LETTER: Applauding the women who work for change
Published 1:31 pm Friday, December 20, 2019
(Tuesday) evening, after returning home from the city commission meeting, I happened to read something from the Mount Vernon Ladies Association that caught my eye and seemed quite appropriate considering the comments by Mayor Ed Burtner and Commissioner Shannon Cox to the women who came before the commission.
What I read was this: “In 1853, Louisa Bird Cunningham was traveling on the Potomac River and passed by Mount Vernon. Struck by its appearance and fearing that it would be lost to the nation for lack of upkeep, Cunningham wrote a letter to her daughter Ann Pamela Cunningham.

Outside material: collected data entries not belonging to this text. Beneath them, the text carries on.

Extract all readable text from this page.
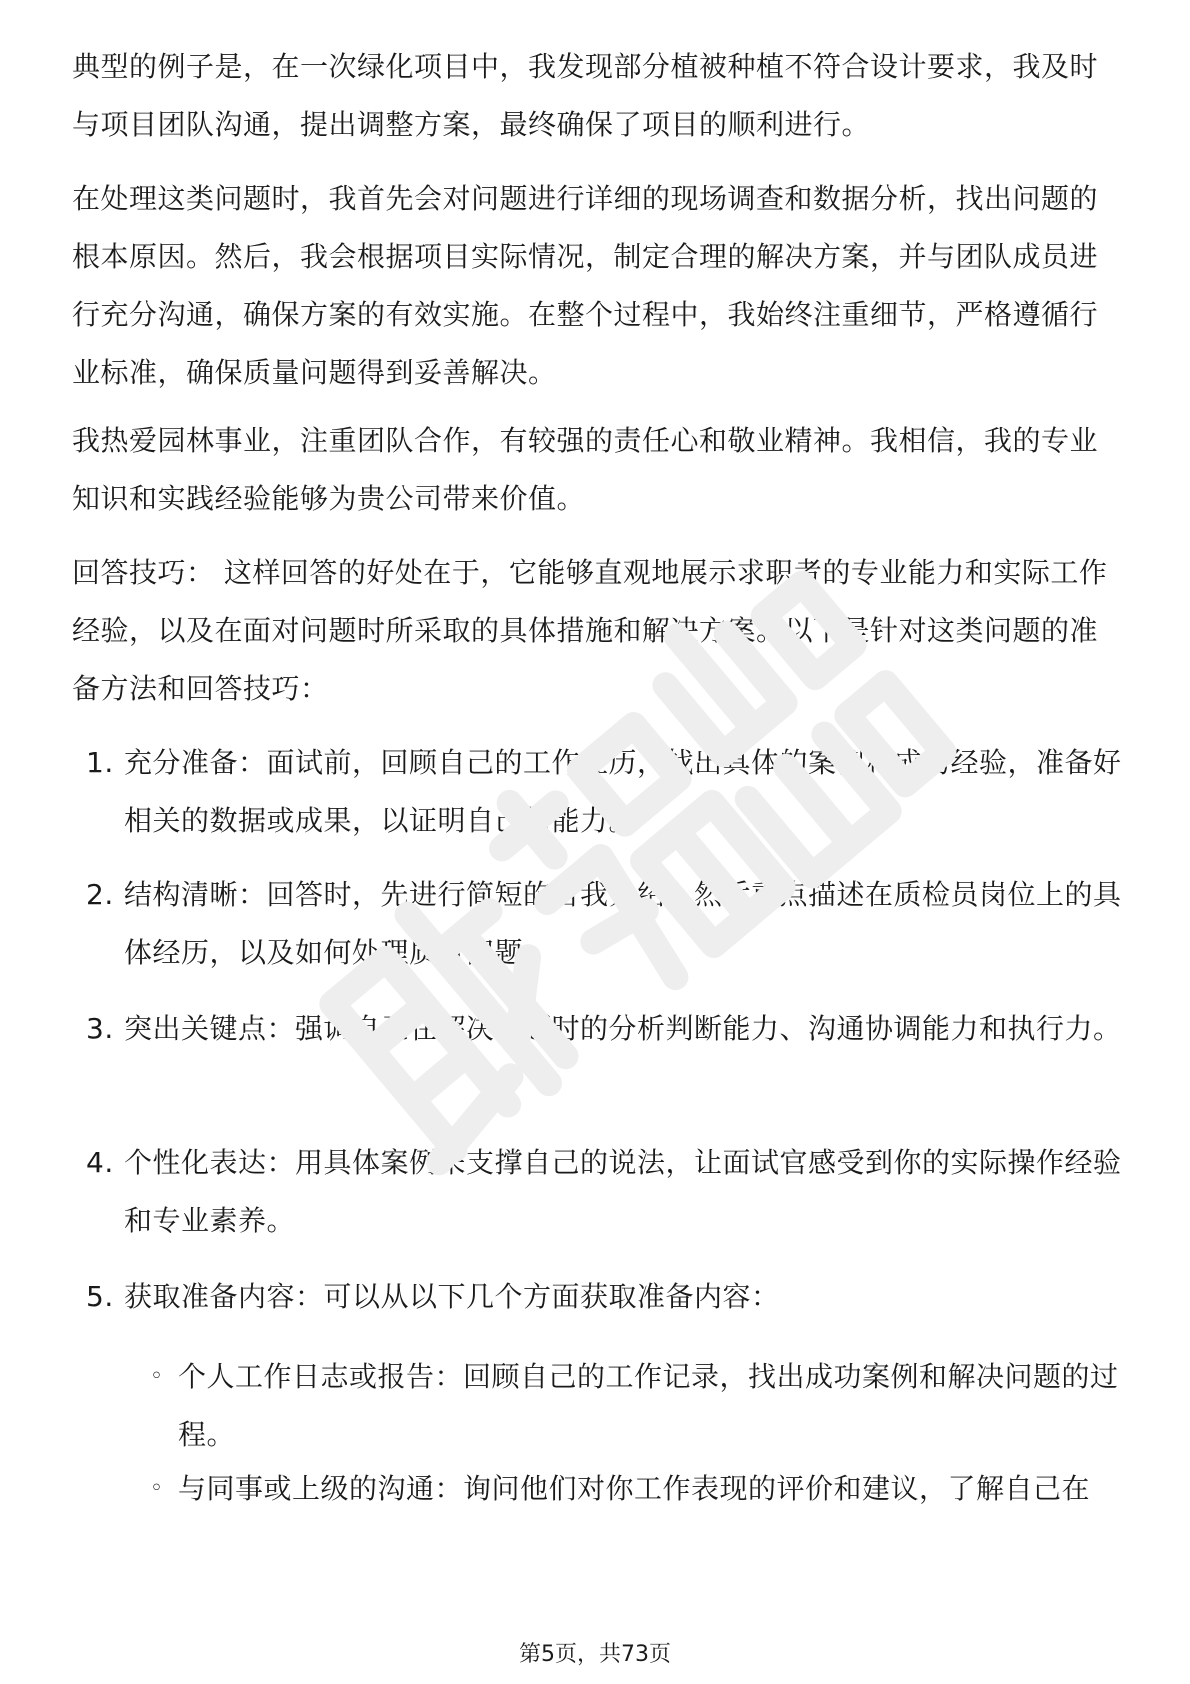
典型的例子是，在一次绿化项目中，我发现部分植被种植不符合设计要求，我及时与项目团队沟通，提出调整方案，最终确保了项目的顺利进行。

在处理这类问题时，我首先会对问题进行详细的现场调查和数据分析，找出问题的根本原因。然后，我会根据项目实际情况，制定合理的解决方案，并与团队成员进行充分沟通，确保方案的有效实施。在整个过程中，我始终注重细节，严格遵循行业标准，确保质量问题得到妥善解决。

我热爱园林事业，注重团队合作，有较强的责任心和敬业精神。我相信，我的专业知识和实践经验能够为贵公司带来价值。

回答技巧： 这样回答的好处在于，它能够直观地展示求职者的专业能力和实际工作经验，以及在面对问题时所采取的具体措施和解决方案。以下是针对这类问题的准备方法和回答技巧：

1. 充分准备：面试前，回顾自己的工作经历，找出具体的案例和成功经验，准备好相关的数据或成果，以证明自己的能力。
2. 结构清晰：回答时，先进行简短的自我介绍，然后重点描述在质检员岗位上的具体经历，以及如何处理质量问题。
3. 突出关键点：强调自己在解决问题时的分析判断能力、沟通协调能力和执行力。
4. 个性化表达：用具体案例来支撑自己的说法，让面试官感受到你的实际操作经验和专业素养。
5. 获取准备内容：可以从以下几个方面获取准备内容：
◦ 个人工作日志或报告：回顾自己的工作记录，找出成功案例和解决问题的过程。
◦ 与同事或上级的沟通：询问他们对你工作表现的评价和建议，了解自己在
第5页，共73页
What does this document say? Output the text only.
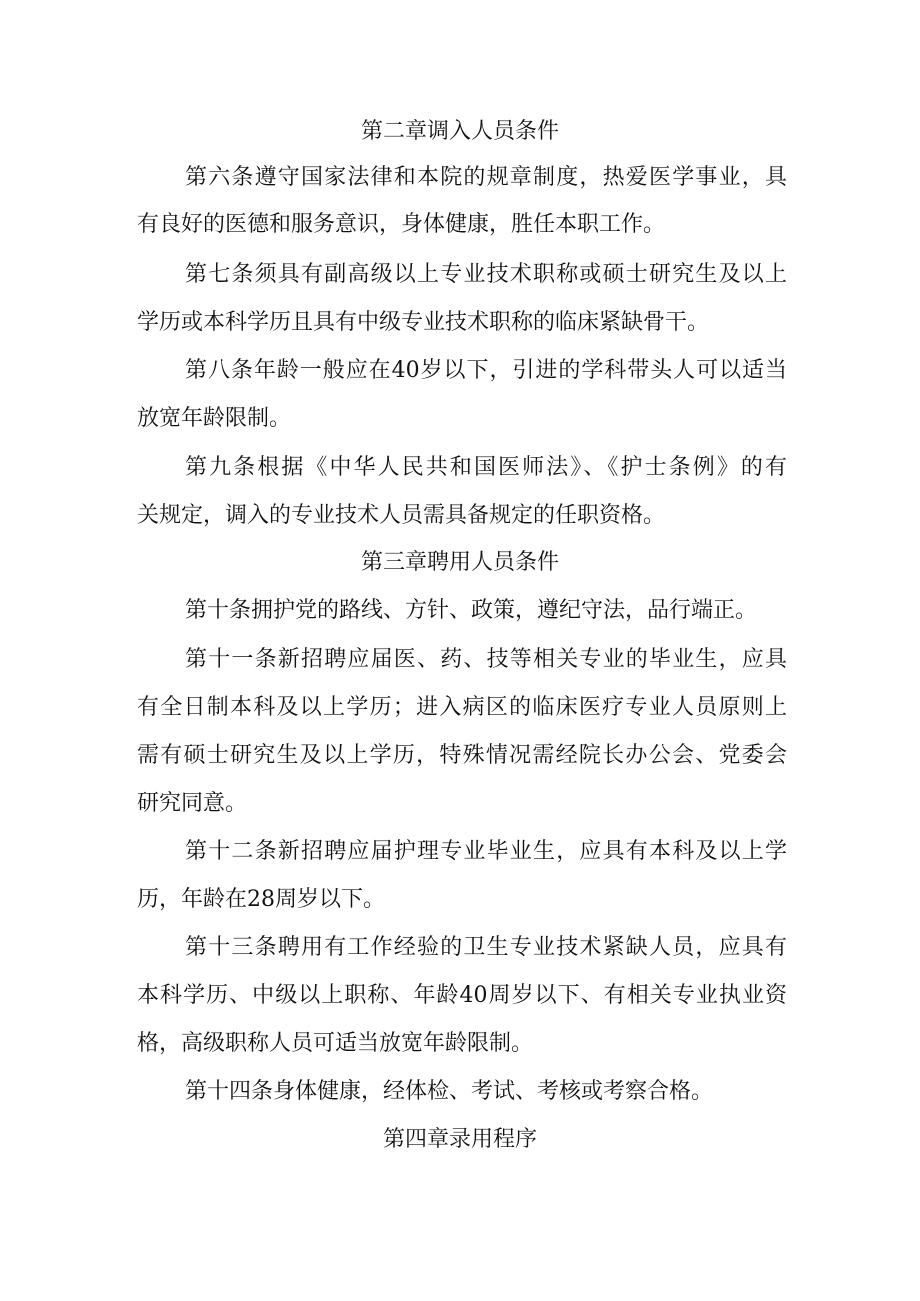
第二章调入人员条件
第六条遵守国家法律和本院的规章制度，热爱医学事业，具
有良好的医德和服务意识，身体健康，胜任本职工作。
第七条须具有副高级以上专业技术职称或硕士研究生及以上
学历或本科学历且具有中级专业技术职称的临床紧缺骨干。
第八条年龄一般应在40岁以下，引进的学科带头人可以适当
放宽年龄限制。
第九条根据《中华人民共和国医师法》、《护士条例》的有
关规定，调入的专业技术人员需具备规定的任职资格。
第三章聘用人员条件
第十条拥护党的路线、方针、政策，遵纪守法，品行端正。
第十一条新招聘应届医、药、技等相关专业的毕业生，应具
有全日制本科及以上学历；进入病区的临床医疗专业人员原则上
需有硕士研究生及以上学历，特殊情况需经院长办公会、党委会
研究同意。
第十二条新招聘应届护理专业毕业生，应具有本科及以上学
历，年龄在28周岁以下。
第十三条聘用有工作经验的卫生专业技术紧缺人员，应具有
本科学历、中级以上职称、年龄40周岁以下、有相关专业执业资
格，高级职称人员可适当放宽年龄限制。
第十四条身体健康，经体检、考试、考核或考察合格。
第四章录用程序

In the letter, she commented that if the men of the United States would not save the home of its greatest citizen, perhaps it should be the responsibility of the women.”
Four women came before the commission last night in hopes of saving two sides (south and west) of the Sphar building facade.
They told the commissioners saving the outside would save the look of the historical building on the corner. The possibility of a night market was given along with other uses.
They stressed how in tearing it down, we would lose it forever. Once it is gone, it is gone.
A commissioner wondered if the facade could be rebuilt, but they were told the costs would be prohibitive. Actually, the costs to stabilize the two walls is less than what the commission paid the architect for the redesign.
Mayor Burtner seemed to say he was tired of giving people more chances to save the building that I don’t feel he ever saw the importance in saving. When he admitted several months ago to wanting to pave over Depot Street with asphalt when repairing the street was before the commission several years ago, I was horrified. I still am.
Commissioner Cox has not, to my knowledge of the meetings I have attended, exhibited any real enthusiasm for saving the building. He mentioned last night about children being hurt by falling bricks. That was a real possibility before the city put up the barricade around the structure.
I would like to ask the commission, when they bought the Sphar building six years ago, why was the roof not stabilized at that time? It is said that the roof collapse is what is destabilizing the whole thing.
I applaud this group of young progressive women who are working diligently to save this building and our town.